Os dados do Censo IBGE reforçam esse cenário: a proporção de domicílios com destino inadequado de dejetos saltou de 49,9% (2010) para 62,2% (2022), colocando o município no percentil 98 nacional — ou seja, entre os piores do país nesse quesito, contra uma mediana de apenas 14,9% e UF de 4,5%. Coerentemente, a coleta domiciliar de resíduos caiu de 50,1% para 37,8% no mesmo período, também muito aquém da mediana nacional (76,9%) e da UF (82,7%, percentil 7). A perda de água na distribuição, embora tenha recuado de picos históricos (79,3% em 2019) para 27,5% em 2024, ainda se aproxima da mediana nacional (29,1%), evidenciando ineficiência operacional persistente na rede.
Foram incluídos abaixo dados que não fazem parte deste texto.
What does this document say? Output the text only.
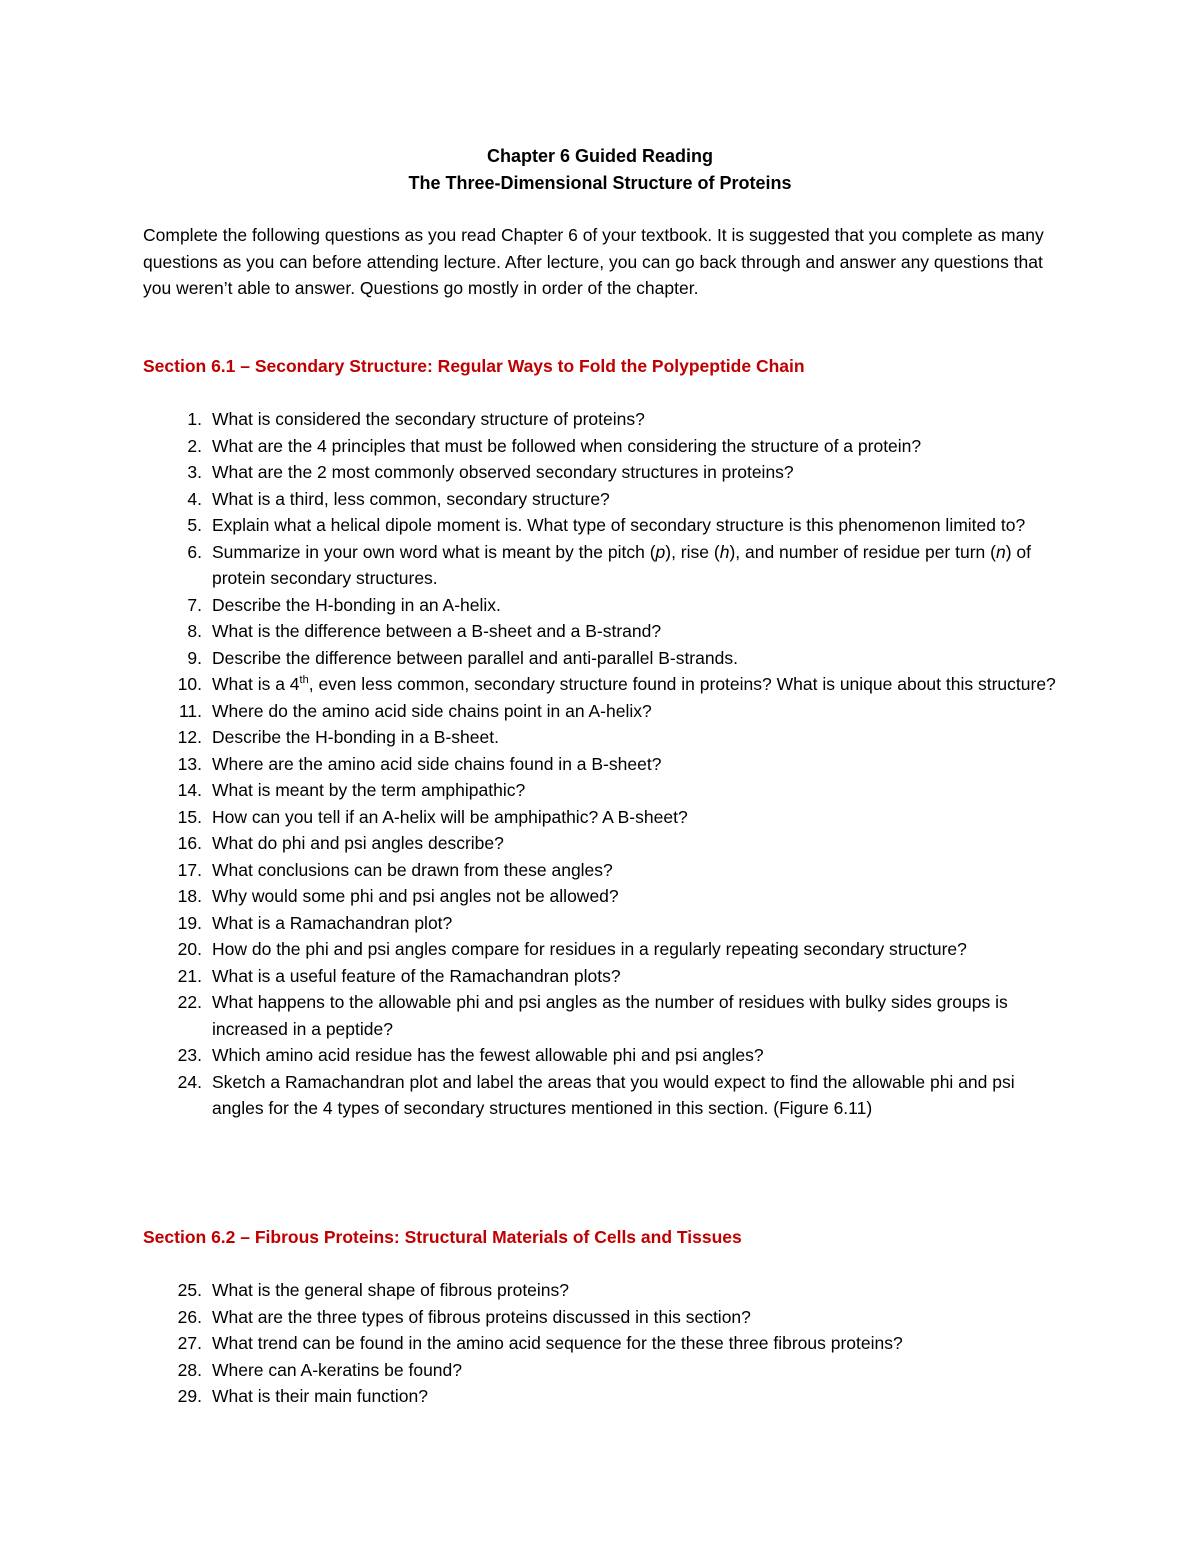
Chapter 6 Guided Reading
The Three-Dimensional Structure of Proteins
Complete the following questions as you read Chapter 6 of your textbook. It is suggested that you complete as many questions as you can before attending lecture. After lecture, you can go back through and answer any questions that you weren’t able to answer. Questions go mostly in order of the chapter.
Section 6.1 – Secondary Structure: Regular Ways to Fold the Polypeptide Chain
1. What is considered the secondary structure of proteins?
2. What are the 4 principles that must be followed when considering the structure of a protein?
3. What are the 2 most commonly observed secondary structures in proteins?
4. What is a third, less common, secondary structure?
5. Explain what a helical dipole moment is. What type of secondary structure is this phenomenon limited to?
6. Summarize in your own word what is meant by the pitch (p), rise (h), and number of residue per turn (n) of protein secondary structures.
7. Describe the H-bonding in an A-helix.
8. What is the difference between a B-sheet and a B-strand?
9. Describe the difference between parallel and anti-parallel B-strands.
10. What is a 4th, even less common, secondary structure found in proteins? What is unique about this structure?
11. Where do the amino acid side chains point in an A-helix?
12. Describe the H-bonding in a B-sheet.
13. Where are the amino acid side chains found in a B-sheet?
14. What is meant by the term amphipathic?
15. How can you tell if an A-helix will be amphipathic? A B-sheet?
16. What do phi and psi angles describe?
17. What conclusions can be drawn from these angles?
18. Why would some phi and psi angles not be allowed?
19. What is a Ramachandran plot?
20. How do the phi and psi angles compare for residues in a regularly repeating secondary structure?
21. What is a useful feature of the Ramachandran plots?
22. What happens to the allowable phi and psi angles as the number of residues with bulky sides groups is increased in a peptide?
23. Which amino acid residue has the fewest allowable phi and psi angles?
24. Sketch a Ramachandran plot and label the areas that you would expect to find the allowable phi and psi angles for the 4 types of secondary structures mentioned in this section. (Figure 6.11)
Section 6.2 – Fibrous Proteins: Structural Materials of Cells and Tissues
25. What is the general shape of fibrous proteins?
26. What are the three types of fibrous proteins discussed in this section?
27. What trend can be found in the amino acid sequence for the these three fibrous proteins?
28. Where can A-keratins be found?
29. What is their main function?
Em relação às emissões de GEE, o município tem desempenho relativamente favorável frente ao país: 43.042 tCO₂e em 2024, bem abaixo da mediana nacional (138.513 tCO₂e, percentil 18), com queda de 30,6% frente ao pico de 2019. Contudo, as emissões de resíduos cresceram 69,3% desde 2010, chegando a 1.401 tCO₂e em 2024 — tendência que dialoga diretamente com a precariedade do saneamento e da destinação de dejetos observada acima. As emissões de energia tiveram salto expressivo (+397,5% desde 2010), atingindo 2.254 tCO₂e, ainda que em patamar baixo comparado à mediana nacional (18.929 tCO₂e).
Em síntese, Cruzaltense enfrenta um déficit estrutural grave em saneamento básico, com ausência total de tratamento de esgoto e piora na destinação adequada de resíduos ao longo da última década, exigindo investimentos prioritários em infraestrutura sanitária. Por outro lado, o município mantém emissões de GEE relativamente baixas no contexto nacional, embora as tendências de crescimento em resíduos e energia sinalizem necessidade de monitoramento contínuo para evitar reversão desse quadro favorável.
Gerado em 10/07/2026
Saneamento
Governança do saneamento
Infraestrutura de saneamento
Cobertura de água
SNIS/SINISA
29.6%
2024
Coleta de esgoto
SNIS/SINISA
0.1%
2023
Tratamento de esgoto
SNIS/SINISA
0.0%
2023
Perda de água
SNIS/SINISA
27.5%
2024
Resíduos
Domicílios com coleta
IBGE Censodomiciliar
37.8%
2022
Destino inadequado (domicílios)
IBGE Censodomiciliar
62.2%
2022
Clima
Emissões de GEE
SEEG
43.042 tCO₂e
2024
Emissões de resíduos
SEEG
1.401 tCO₂e
2024
Emissões de energia
SEEG
2.254 tCO₂e
2024
Registros de cheia
ANA
2
2016
Seca observada (ANA/SUM)
ANA
5
2016
Fontes: SNIS/SINISA, SEEG, ANEEL, IBAMA, PNCP e IBGE. Resumo gerado por IA a partir dos dados do Atlas — confira sempre na fonte oficial. Resumo atualizado em 10/07/2026.